Dans cette démarche de reconstruction de couple, j’admire ma mère. Je sais que c’est surtout pour mon frère, ma sœur et moi qu’elle est restée, qu’elle essaye d’accepter. Elle n’aurait jamais pu se séparer de mon père, et ce, dans le but de préserver ses enfants.
Elle ne veut pas perturber nos vies, assez mouvementées en ce moment – ma soeur est en pleine séparation, mon frère va devenir père, et quant à moi je suis assez fragile psychologiquement.
C’est aussi, bien sûr, par amour pour mon père qu’elle s’accroche. D’après certaines choses que j’ai pu comprendre dans les échanges entre mes parents, même si ces événements sont très douloureux, ils leur permettent de redécouvrir leur relation, de faire plus de choses ensemble, et de se dire à nouveau leurs sentiments mutuels, longtemps oubliés au profit de la routine.
Dans ces épreuves, alors qu’en plus d’autres problèmes familiaux s’accumulent, ma mère est une femme extraordinairement forte, même si à chaque repas je la sens au bord des larmes. Je ne lui en veux pas de ne m’avoir rien dit concernant l’infidélité de mon père, elle a juste voulu me protéger. Et je lui suis reconnaissante de cela, de vouloir conserver cette famille telle qu’elle a toujours été.

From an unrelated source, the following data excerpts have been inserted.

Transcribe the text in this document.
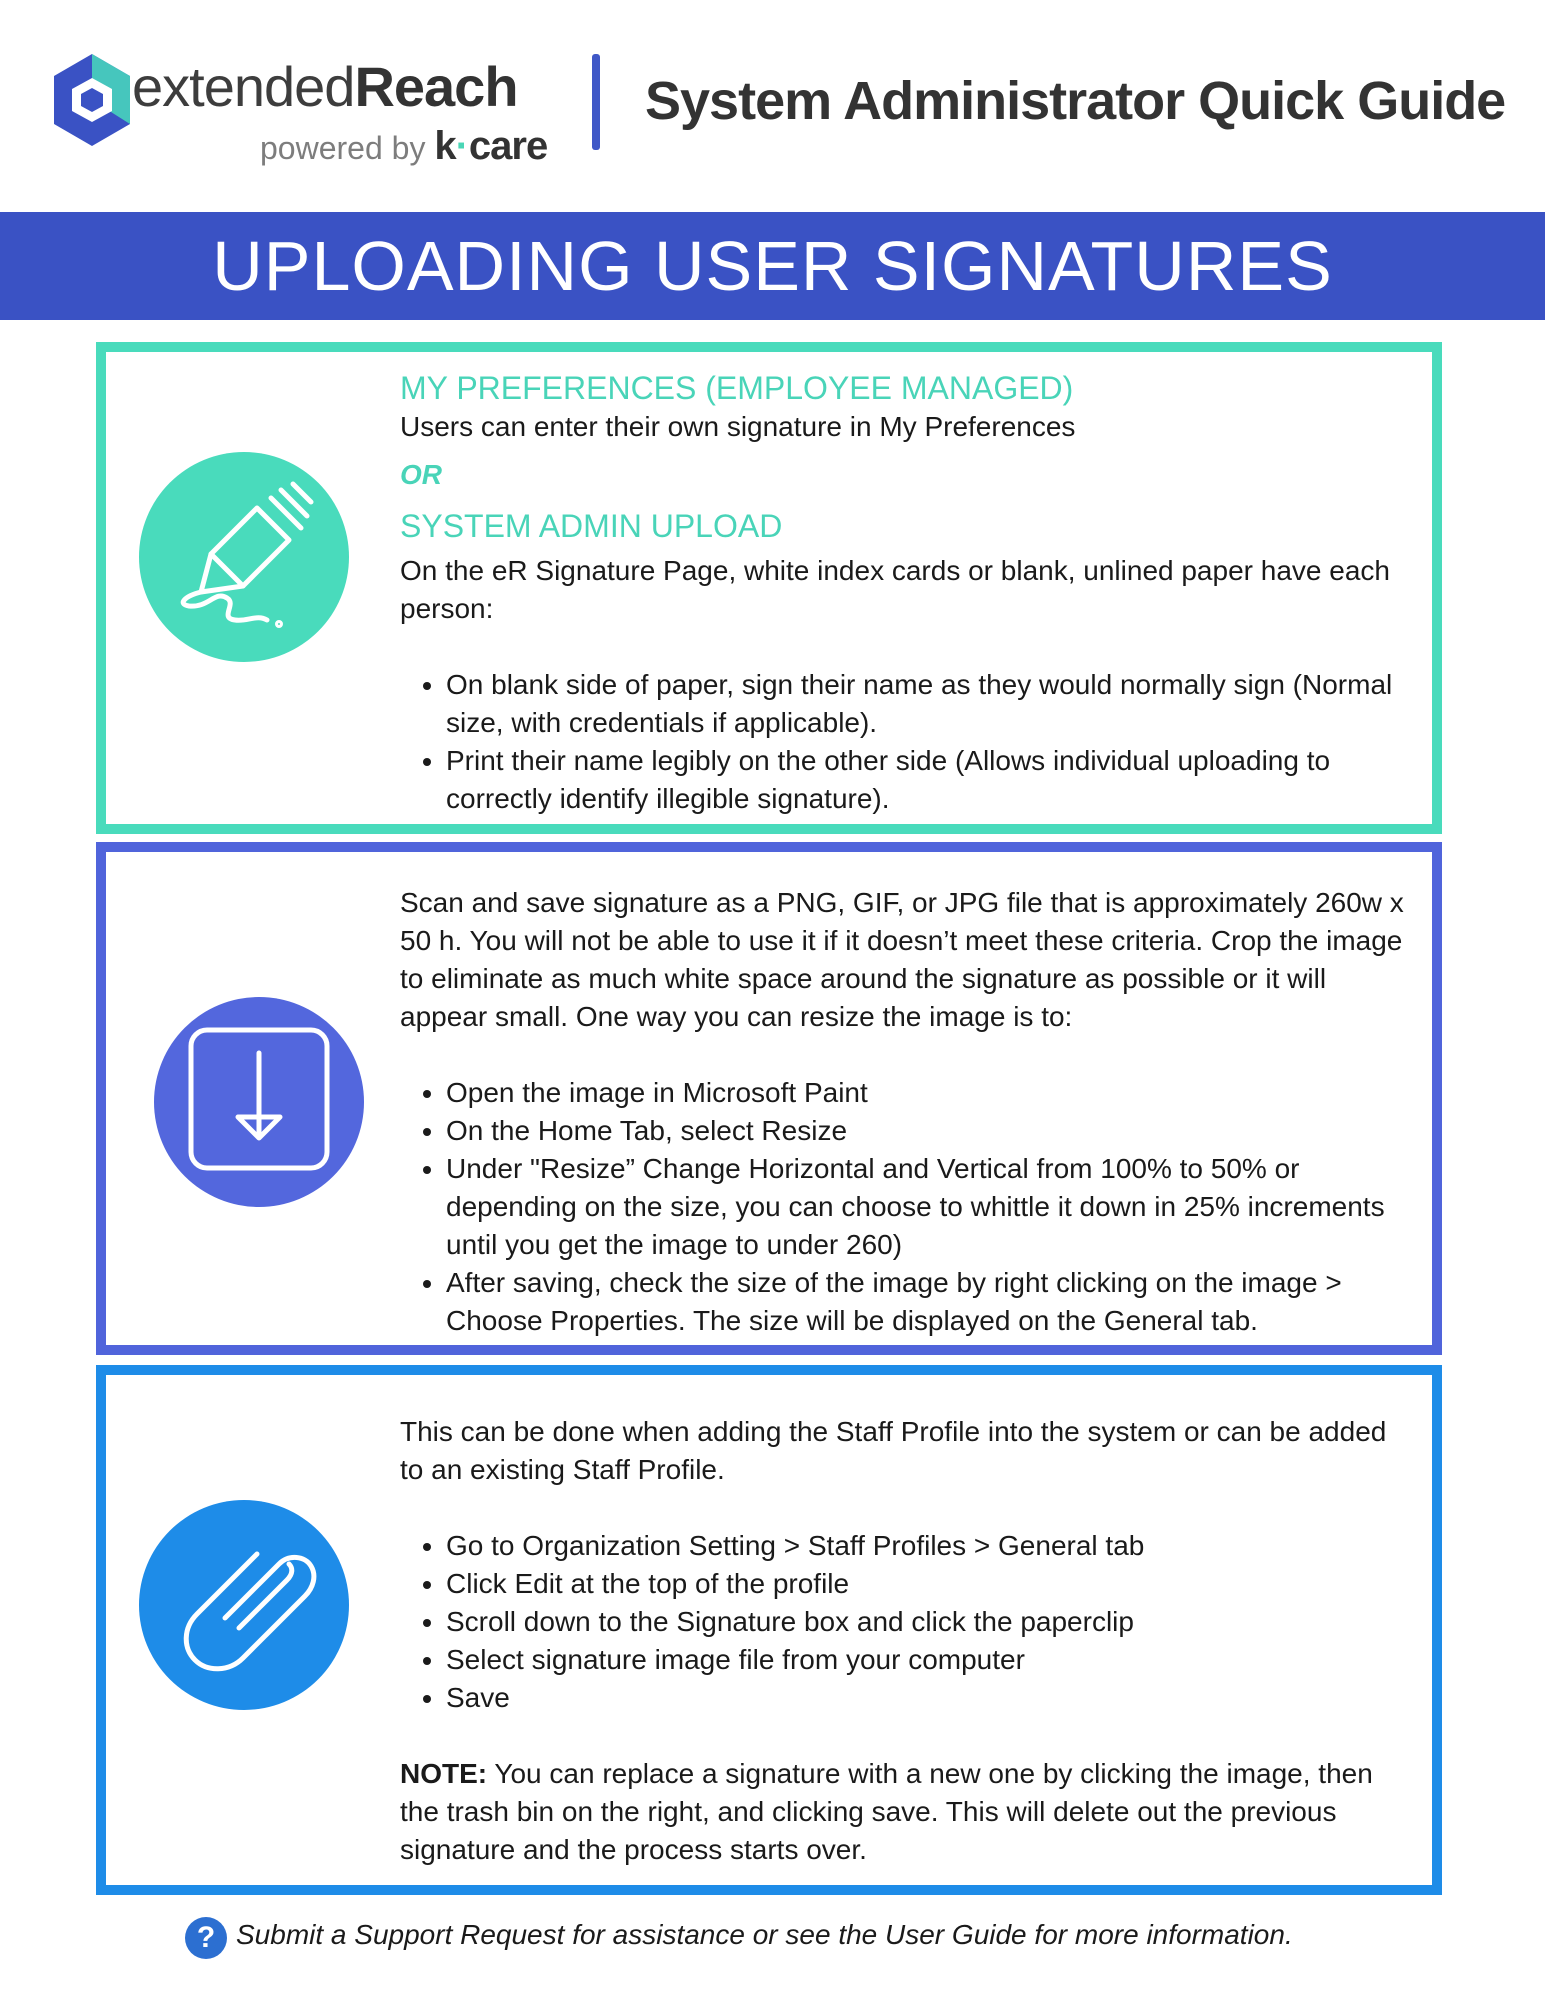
extendedReach
powered by k·care
System Administrator Quick Guide
UPLOADING USER SIGNATURES
MY PREFERENCES (EMPLOYEE MANAGED)

Users can enter their own signature in My Preferences

OR
SYSTEM ADMIN UPLOAD

On the eR Signature Page, white index cards or blank, unlined paper have each person:

• On blank side of paper, sign their name as they would normally sign (Normal size, with credentials if applicable).
• Print their name legibly on the other side (Allows individual uploading to correctly identify illegible signature).

Scan and save signature as a PNG, GIF, or JPG file that is approximately 260w x 50 h. You will not be able to use it if it doesn’t meet these criteria. Crop the image to eliminate as much white space around the signature as possible or it will appear small. One way you can resize the image is to:

• Open the image in Microsoft Paint
• On the Home Tab, select Resize
• Under "Resize” Change Horizontal and Vertical from 100% to 50% or depending on the size, you can choose to whittle it down in 25% increments until you get the image to under 260)
• After saving, check the size of the image by right clicking on the image > Choose Properties. The size will be displayed on the General tab.

This can be done when adding the Staff Profile into the system or can be added to an existing Staff Profile.

• Go to Organization Setting > Staff Profiles > General tab
• Click Edit at the top of the profile
• Scroll down to the Signature box and click the paperclip
• Select signature image file from your computer
• Save

NOTE: You can replace a signature with a new one by clicking the image, then the trash bin on the right, and clicking save. This will delete out the previous signature and the process starts over.

? Submit a Support Request for assistance or see the User Guide for more information.
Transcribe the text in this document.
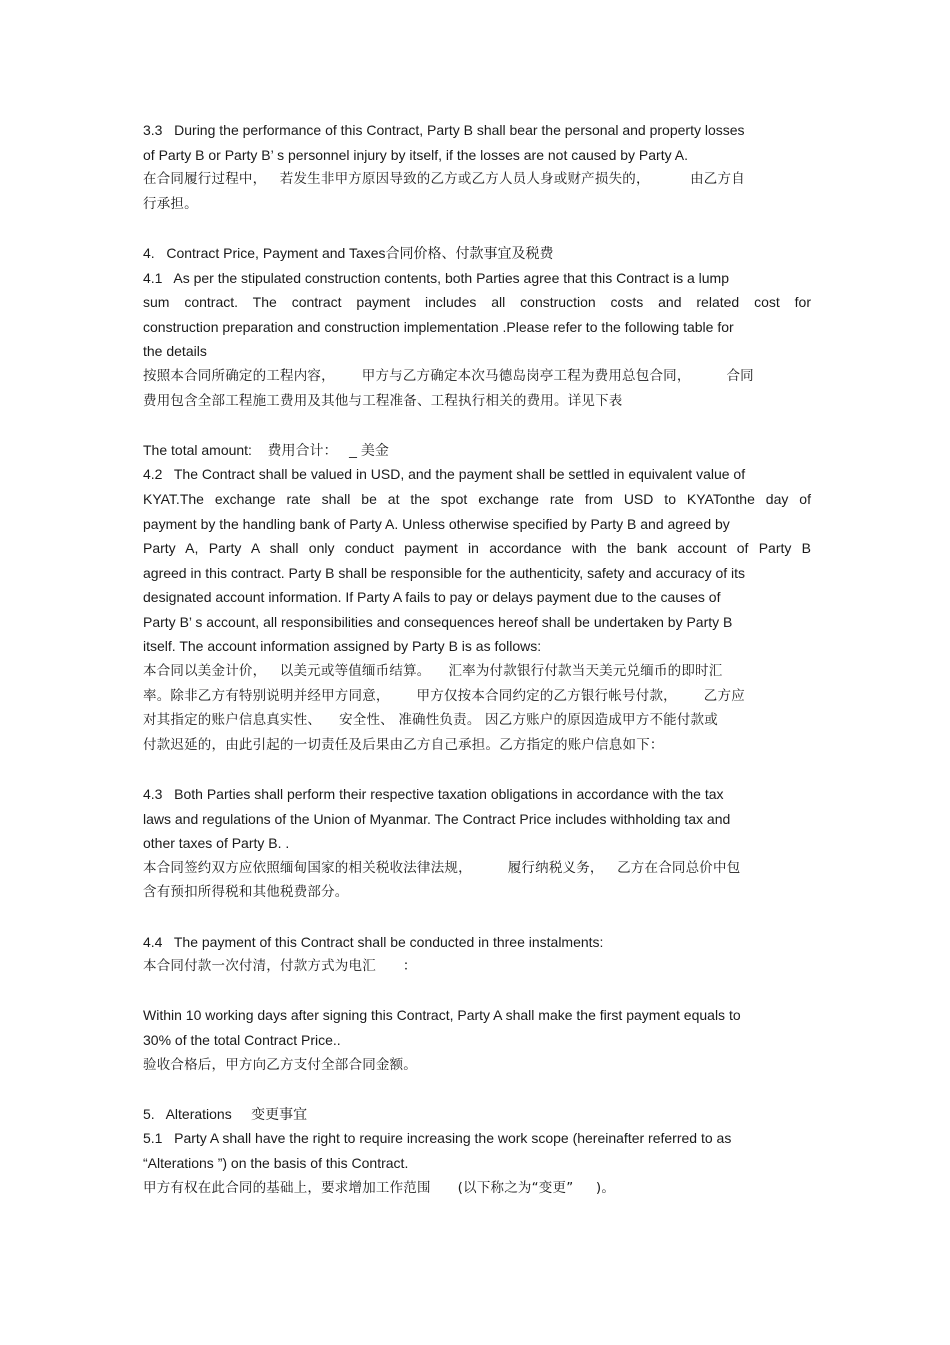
3.3   During the performance of this Contract, Party B shall bear the personal and property losses
of Party B or Party B’ s personnel injury by itself, if the losses are not caused by Party A.
在合同履行过程中，   若发生非甲方原因导致的乙方或乙方人员人身或财产损失的，         由乙方自
行承担。
4.   Contract Price, Payment and Taxes合同价格、付款事宜及税费
4.1   As per the stipulated construction contents, both Parties agree that this Contract is a lump
sum contract. The contract payment includes all construction costs and related cost for
construction preparation and construction implementation .Please refer to the following table for
the details
按照本合同所确定的工程内容，      甲方与乙方确定本次马德岛岗亭工程为费用总包合同，        合同
费用包含全部工程施工费用及其他与工程准备、工程执行相关的费用。详见下表
The total amount:    费用合计：   _ 美金
4.2   The Contract shall be valued in USD, and the payment shall be settled in equivalent value of
KYAT.The exchange rate shall be at the spot exchange rate from USD to KYATonthe day of
payment by the handling bank of Party A. Unless otherwise specified by Party B and agreed by
Party A, Party A shall only conduct payment in accordance with the bank account of Party B
agreed in this contract. Party B shall be responsible for the authenticity, safety and accuracy of its
designated account information. If Party A fails to pay or delays payment due to the causes of
Party B’ s account, all responsibilities and consequences hereof shall be undertaken by Party B
itself. The account information assigned by Party B is as follows:
本合同以美金计价，   以美元或等值缅币结算。    汇率为付款银行付款当天美元兑缅币的即时汇
率。除非乙方有特别说明并经甲方同意，      甲方仅按本合同约定的乙方银行帐号付款，      乙方应
对其指定的账户信息真实性、    安全性、 准确性负责。 因乙方账户的原因造成甲方不能付款或
付款迟延的，由此引起的一切责任及后果由乙方自己承担。乙方指定的账户信息如下：
4.3   Both Parties shall perform their respective taxation obligations in accordance with the tax
laws and regulations of the Union of Myanmar. The Contract Price includes withholding tax and
other taxes of Party B. .
本合同签约双方应依照缅甸国家的相关税收法律法规，        履行纳税义务，   乙方在合同总价中包
含有预扣所得税和其他税费部分。
4.4   The payment of this Contract shall be conducted in three instalments:
本合同付款一次付清，付款方式为电汇      ：
Within 10 working days after signing this Contract, Party A shall make the first payment equals to
30% of the total Contract Price..
验收合格后，甲方向乙方支付全部合同金额。
5.   Alterations     变更事宜
5.1   Party A shall have the right to require increasing the work scope (hereinafter referred to as
“Alterations ”) on the basis of this Contract.
甲方有权在此合同的基础上，要求增加工作范围      (以下称之为“变更”     )。
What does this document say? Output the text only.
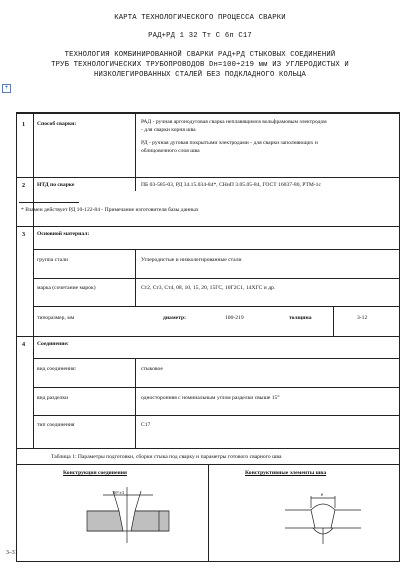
КАРТА ТЕХНОЛОГИЧЕСКОГО ПРОЦЕССА СВАРКИ
РАД+РД 1 32 Тт С 6п С17
ТЕХНОЛОГИЯ КОМБИНИРОВАННОЙ СВАРКИ РАД+РД СТЫКОВЫХ СОЕДИНЕНИЙ
ТРУБ ТЕХНОЛОГИЧЕСКИХ ТРУБОПРОВОДОВ Dн=100÷219 мм ИЗ УГЛЕРОДИСТЫХ И
НИЗКОЛЕГИРОВАННЫХ СТАЛЕЙ БЕЗ ПОДКЛАДНОГО КОЛЬЦА
+
1 Способ сварки:	РАД - ручная аргонодуговая сварка неплавящимся вольфрамовым электродом
- для сварки корня шва
РД - ручная дуговая покрытыми электродами - для сварки заполняющих и
облицовочного слоя шва
2 НТД по сварке	ПБ 03-585-03, РД 34.15.034-84*, СНиП 3.05.05-84, ГОСТ 16037-80, РТМ-1с
* Взамен действует РД 10-122-84 - Примечание изготовителя базы данных
3 Основной материал:
группа стали	Углеродистые и низколегированные стали
марка (сочетание марок)	Ст2, Ст3, Ст4, 08, 10, 15, 20, 15ГС, 10Г2С1, 14ХГС и др.
типоразмер, мм	диаметр:	100-219	толщина	3-12
4 Соединение:
вид соединения:	стыковое
вид разделки	односторонняя с номинальным углом разделки свыше 15°
тип соединения	С17
Таблица 1: Параметры подготовки, сборки стыка под сварку и параметры готового сварного шва
Конструкция соединения	Конструктивные элементы шва
30°±3
e
3–31
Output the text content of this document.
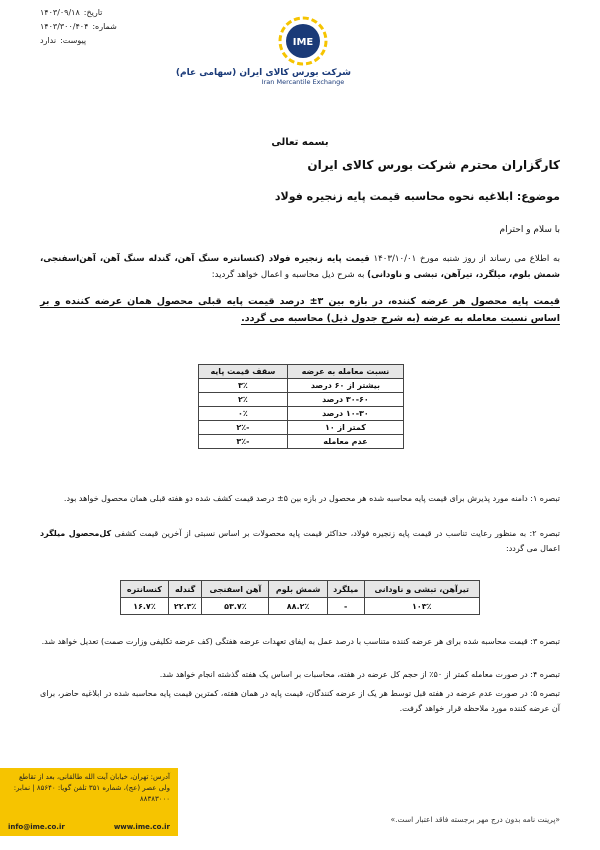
تاریخ:
۱۴۰۳/۰۹/۱۸
شماره:
۱۴۰۳/۳۰۰/۴۰۴
پیوست:
ندارد	IME
شرکت بورس کالای ایران (سهامی عام)
Iran Mercantile Exchange
بسمه تعالی
کارگزاران محترم شرکت بورس کالای ایران
موضوع: ابلاغیه نحوه محاسبه قیمت پایه زنجیره فولاد
با سلام و احترام
به اطلاع می رساند از روز شنبه مورخ ۱۴۰۳/۱۰/۰۱ قیمت پایه زنجیره فولاد (کنسانتره سنگ آهن، گندله سنگ آهن، آهن‌اسفنجی، شمش بلوم، میلگرد، تیرآهن، تبشی و ناودانی) به شرح ذیل محاسبه و اعمال خواهد گردید:
قیمت پایه محصول هر عرضه کننده، در بازه بین ۳± درصد قیمت پایه قبلی محصول همان عرضه کننده و بر اساس نسبت معامله به عرضه (به شرح جدول ذیل) محاسبه می گردد.
نسبت معامله به عرضه	سقف قیمت پایه
بیشتر از ۶۰ درصد	۳٪
۳۰-۶۰ درصد	۲٪
۱۰-۳۰ درصد	۰٪
کمتر از ۱۰	-۲٪
عدم معامله	-۳٪
تبصره ۱: دامنه مورد پذیرش برای قیمت پایه محاسبه شده هر محصول در بازه بین ۵± درصد قیمت کشف شده دو هفته قبلی همان محصول خواهد بود.
تبصره ۲: به منظور رعایت تناسب در قیمت پایه زنجیره فولاد، حداکثر قیمت پایه محصولات بر اساس نسبتی از آخرین قیمت کشفی کل‌محصول میلگرد اعمال می گردد:
تیرآهن، تبشی و ناودانی	میلگرد	شمش بلوم	آهن اسفنجی	گندله	کنسانتره
۱۰۳٪	-	۸۸.۲٪	۵۳.۷٪	۲۲.۳٪	۱۶.۷٪
تبصره ۳: قیمت محاسبه شده برای هر عرضه کننده متناسب با درصد عمل به ایفای تعهدات عرضه هفتگی (کف عرضه تکلیفی وزارت صمت) تعدیل خواهد شد.
تبصره ۴: در صورت معامله کمتر از ۵۰٪ از حجم کل عرضه در هفته، محاسبات بر اساس یک هفته گذشته انجام خواهد شد.
تبصره ۵: در صورت عدم عرضه در هفته قبل توسط هر یک از عرضه کنندگان، قیمت پایه در همان هفته، کمترین قیمت پایه محاسبه شده در ابلاغیه حاضر، برای آن عرضه کننده مورد ملاحظه قرار خواهد گرفت.
آدرس: تهران، خیابان آیت الله طالقانی، بعد از تقاطع ولی عصر (عج)، شماره ۳۵۱ تلفن گویا: ۸۵۶۴۰ | نمابر: ۸۸۳۸۳۰۰۰
info@ime.co.ir	www.ime.co.ir
«پرینت نامه بدون درج مهر برجسته فاقد اعتبار است.»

Ou presque.
À la place de ma mère, je me dis que je n’aurais jamais été capable de pouvoir vivre avec un homme qui m’a tant trahie, et pendant si longtemps. Mais je pense que je n’aurais pas la même vision des choses si j’avais des enfants. Le divorce ou la séparation est une situation que je voudrais épargner à mes futurs enfants, mais à quel prix ? Je me poserai la question lorsque je serai mère.
En conclusion
Chez moi, même aujourd’hui à 19 ans, j’ai toujours été la petite dernière, la gâtée, l’enfant qui reste au nid… Et devoir gérer cette découverte seule m’a fait grandir d’un coup. Je ne me suis jamais sentie si adulte, mes décisions n’avaient jamais tant compté. Je veux dire par là que si j’avais décidé d’en parler dans la famille à quelqu’un d’autre qu’à mon père, j’aurais pu semer bien des tensions… mais j’aurais été honnête.
Tant pis. Les vérités ne sont pas toujours bonnes à entendre. Finalement, j’ai plus agi en tant qu’ « amie de la famille », pas vraiment impliquée dans l’histoire, qu’en enfant qui n’était pas encore prête à gérer un tel bouleversement. J’ai conscience d’agir actuellement plus dans l’intérêt des autres que dans le mien.
En effet, j’aurais eu plus de facilité à vivre avec cette histoire si j’avais pu en parler à des personnes concernées (mon frère, ma sœur, ou même ma cousine), mais dans mon for intérieur, je me dis que le jeu en vaut la chandelle, et que faire partager cette souffrance serait beaucoup trop égoïste de ma part : cela reviendrait à faire du mal à mes proches uniquement pour ne pas avoir mal seule.
Aujourd’hui, je joue la comédie, en famille. Chacun sait mais fait mine de ne pas savoir. C’est une situation difficilement supportable au quotidien, mais c’est surement le meilleur choix qui a été fait, dans l’intérêt de tous, et surtout du mien, dernier enfant présent au foyer. Il ne reste plus qu’à attendre, attendre que ça se dissipe, que chacun pense et passe à autre chose. Nous y arriverons, je le sais.